3: Neither the President nor Congress have oversight over FERC's operations.
    (Although Congress could TAKE control by changing the law).

4: The system is rigged so lawsuits can only be filed AFTER FERC issues
    their permit.

5: The permitting agency (FERC) is different from the safety agency (PHMSA)
   so FERC generally does not get input about an operator's safety or compliance
   record into the permitting process.

6: The DC Circuit Court seems to be very pro-gas, pro-industry, anti-local communities.
    Allows FERC to violate the law by refusing standing to plaintiffs.

7: Bottom line: Any community fighting a FERC project should try EVERY POSSIBLE
    LEGAL REMEDY, but be prepared to lock down and blockade the project with your
    bodies, using Nonviolent Direct Action (NVDA).


If we look back to the Civil Rights cases, the federal courts eventually changed,
but it required a massive movement of people.

There are 100 different battles against various new infrastructure buildouts
all over the country... I suggest we find more ways to join together and fight
these battles collectively.

There is already work underway on having a regional meeting to link people
& groups fighting pipelines
in the Northeast... this looks like the meeting
may be December. Contact me if your group wants to get involved here
and I'll pass along to the organizers.

There is also an effort to try to get congressional hearings on all of these
infrastructure projects destroying communities. If you were not on the call
today and want to keep informed, again let me know and I will try
to get your group connected to this effort.

Best,
BH

 

--
--
May you, and all beings
be happy and free from suffering :)
-- ancient Buddhist Prayer (Metta)

Don't forget to sign the
Pledge to Resist
the Constitution Pipeline:

1 comment:

Carolyn Elefant said...

This is Carolyn Elefant, the attorney who represented Minisink for part of the FERC process and the appeal. Although the loss was not entirely unexpected given heightened deference to administrative agencies, the opening paragraphs that you quoted were very disheartening. The Minisink case was never about a community saying simply that it did not want the project.

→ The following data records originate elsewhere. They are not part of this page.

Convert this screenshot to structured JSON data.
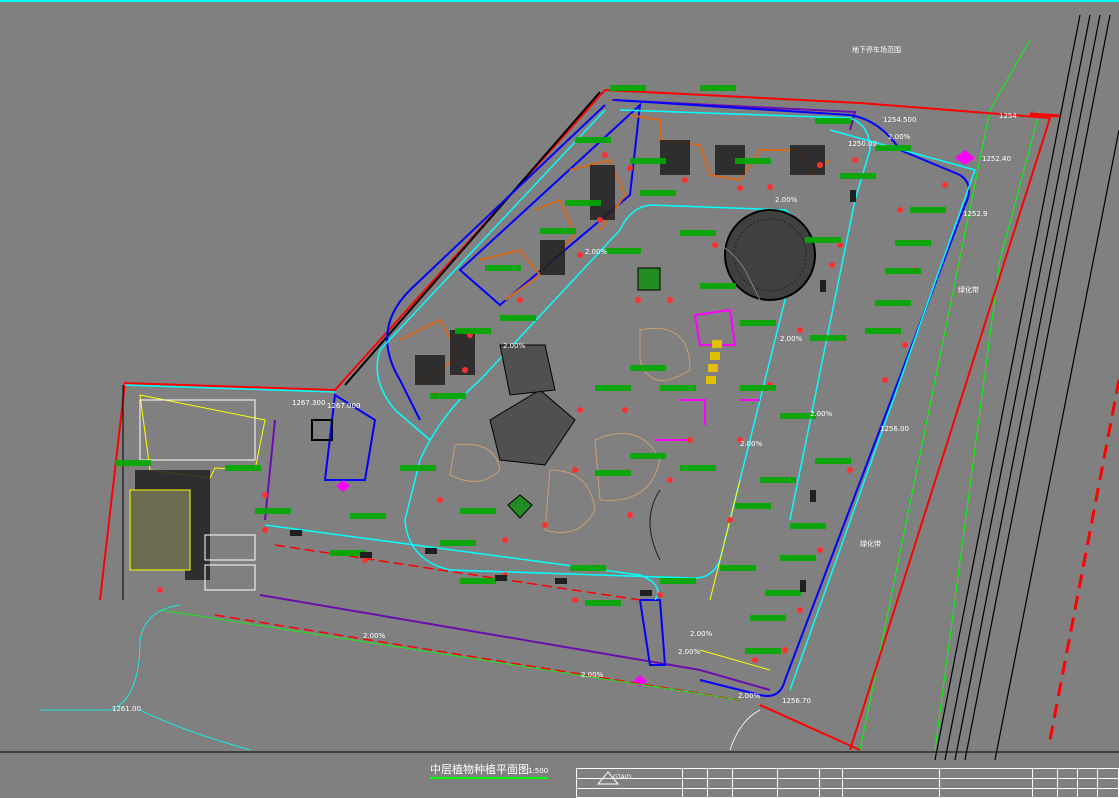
{
  "drawing": {
    "title": "中层植物种植平面图",
    "scale": "1:500",
    "top_note": "地下停车场范围",
    "elevations": [
      "1254",
      "1254.500",
      "1252.40",
      "1252.9",
      "1267.300",
      "1267.000",
      "1261.00",
      "1256.70",
      "1250.00",
      "1256.00"
    ],
    "dims": [
      "2.00%",
      "2.00%",
      "2.00%",
      "2.00%",
      "2.00%",
      "2.00%",
      "2.00%",
      "2.00%",
      "2.00%",
      "2.00%",
      "2.00%",
      "2.00%"
    ],
    "zones": {
      "green_belt_1": "绿化带",
      "green_belt_2": "绿化带"
    }
  },
  "colors": {
    "background": "#808080",
    "red_boundary": "#ff0000",
    "cyan": "#00ffff",
    "blue": "#0000ff",
    "purple": "#6a0dad",
    "magenta": "#ff00ff",
    "orange": "#d2691e",
    "green": "#00ff00",
    "yellow": "#ffff00",
    "black": "#000000",
    "tan": "#c8a070"
  },
  "titleblock": {
    "company": "GTAID"
  }
}
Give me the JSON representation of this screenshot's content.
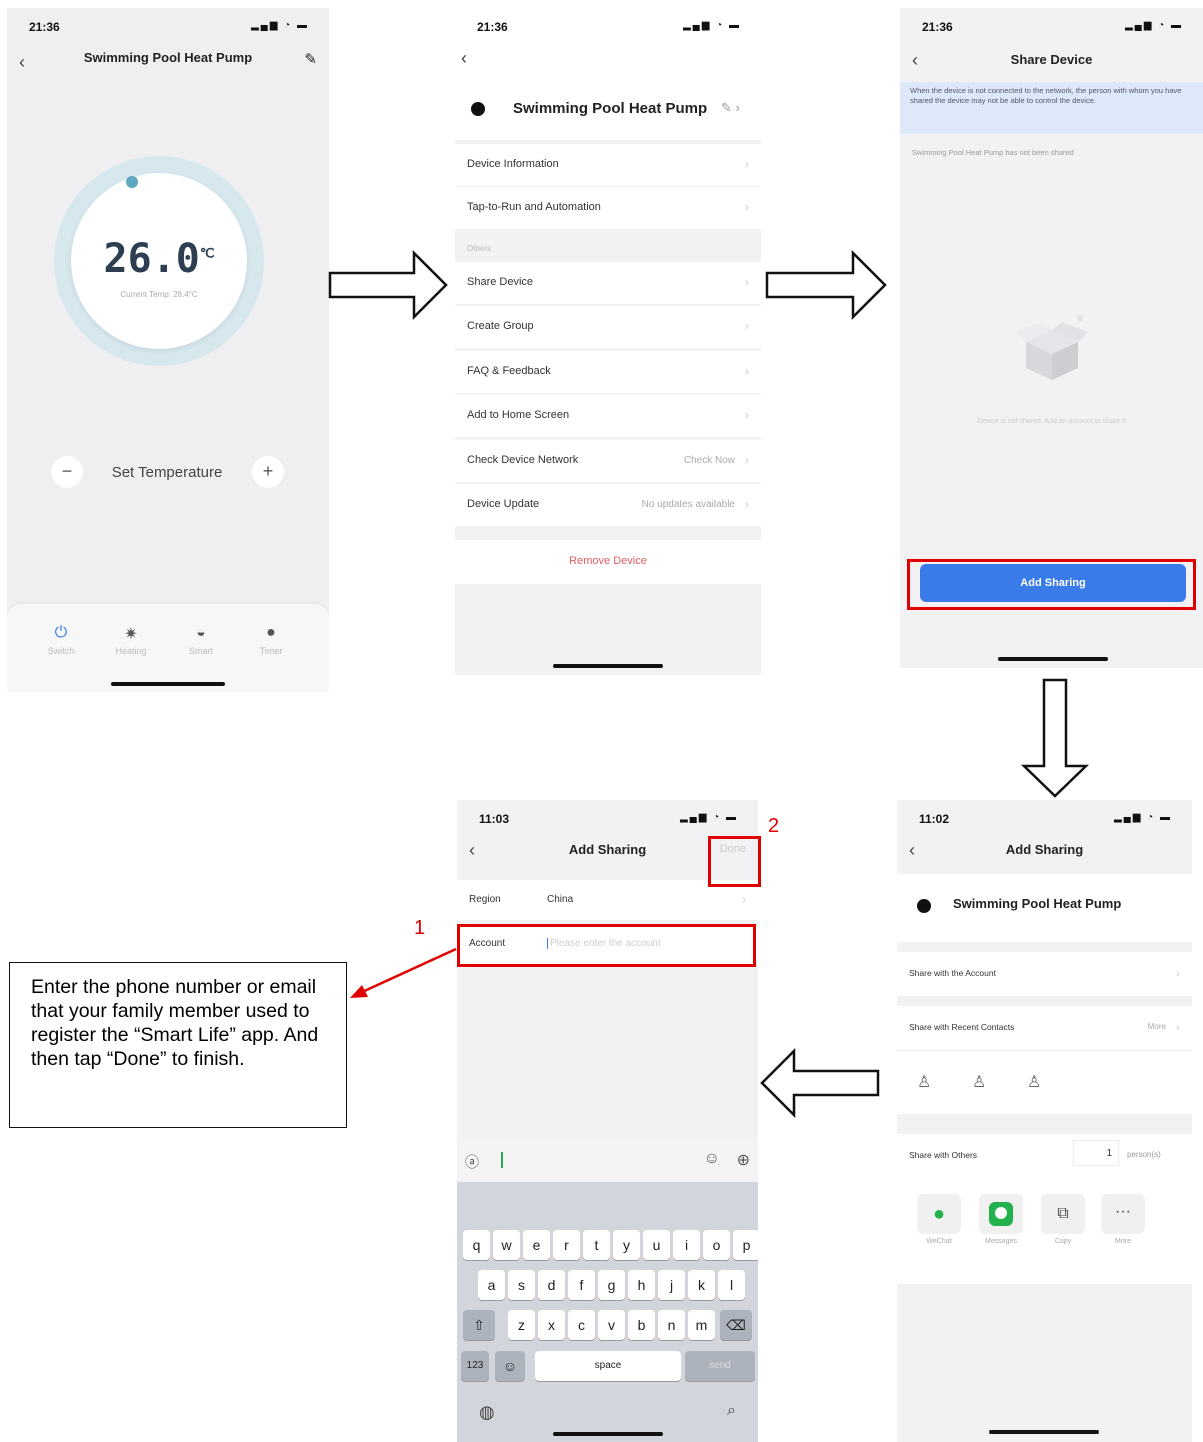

Rather, it was about the fact that there was an operationally, economically and environmentally superior alternative that would have spared the community, not adversely impacted any other communities and still allowed the gas company to meet its goals.

After Minisink - where there was an alternative that would have been built in a remote forest on a site where a compressor station had already operated and an upgrade to an unsafe pipeline that Millennium had already planned to replace -- I don't see how any of these cases are winnable.